Dernière heure d'une Impératrice *2*

La porte se referma lourdement derrière Sohina et Kaïcina se rua sur son impératrice. L’asistis perdit tout sang froid et enserra dans ses bras l’Impératrice qui se contenta de rester stoïque, debout, sans rien dire, ni rien faire, se laissant faire passivement. Et alors que Kaïcina ne retenait nullement sa peine, pleurant et sanglotant sans retenue, Sohina elle semblait rester indifférente à tout ce qui pouvait se passer autour d’elle à présent.

- « Asistis Kaïcina », intervint une voix derrière elles. « Nous allons devoir entamer les ablutions. Conduisez la grande Aséthriste à son bain et dénudez là. Concentrez-vous sur votre tâche. Nous sommes toutes tristes. Mais les explosions de sentiments ne changeront rien et n’arrangeront rien. »

L
a voix sèche de l’asistis Chaïna avait suffit à calmer Kaïcina alors que les sept autres femmes au service de l’Impératrice peinaient à retenir leurs larmes. Aucune ne montra de l’hostilité à l’égard de l’attitude familière de Kaïcina, et chacune se hâta à la préparation du protocole. Tout devait être impeccable. Tout devait être à la hauteur de la grande Impératrice. Et cette dernière préparation de leur souveraine aurait un goût bien particulier, même si la fierté d’être asistis résidait au plus profond de leur cœur.

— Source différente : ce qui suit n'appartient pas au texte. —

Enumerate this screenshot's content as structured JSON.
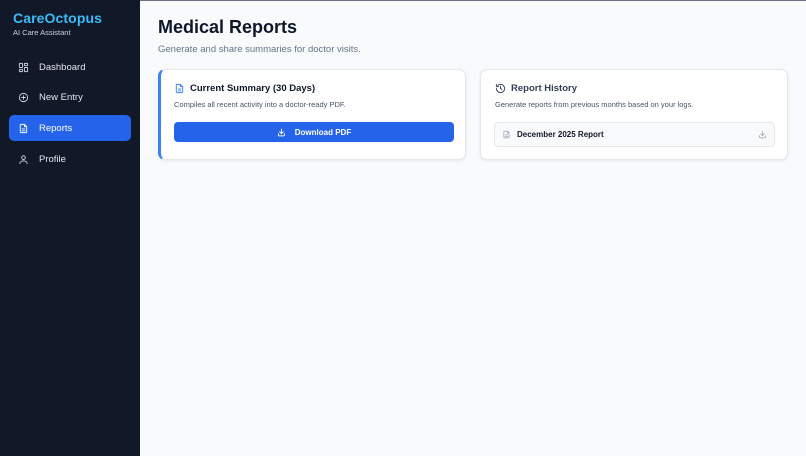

L’asistis n’est pas n’importe qui, il convient de le rappeler. Et il serait bien maladroit de les considérer comme les simples domestiques de l’Impératrice, alors qu’elles jouissaient d’un statut bien particulier, et plus que privilégié. A ce titre, elles étaient aussi respectées que ne pouvait l‘être l’Impératrice elle même, accompagnaient leur souveraine dans chacune de ses sorties diplomatiques, et s’occupaient d’elle comme une mère de ses enfants, avec amour et douceur, admiration et contemplation. Et jamais personne n’avait eu à redire sur cette petite assemblée de pseudo-courtisanes à la loyauté sans limite. Elles étaient là pour le bien et la grandeur de l’Impératrice. Honneur leur était fait d’être élues à ce poste.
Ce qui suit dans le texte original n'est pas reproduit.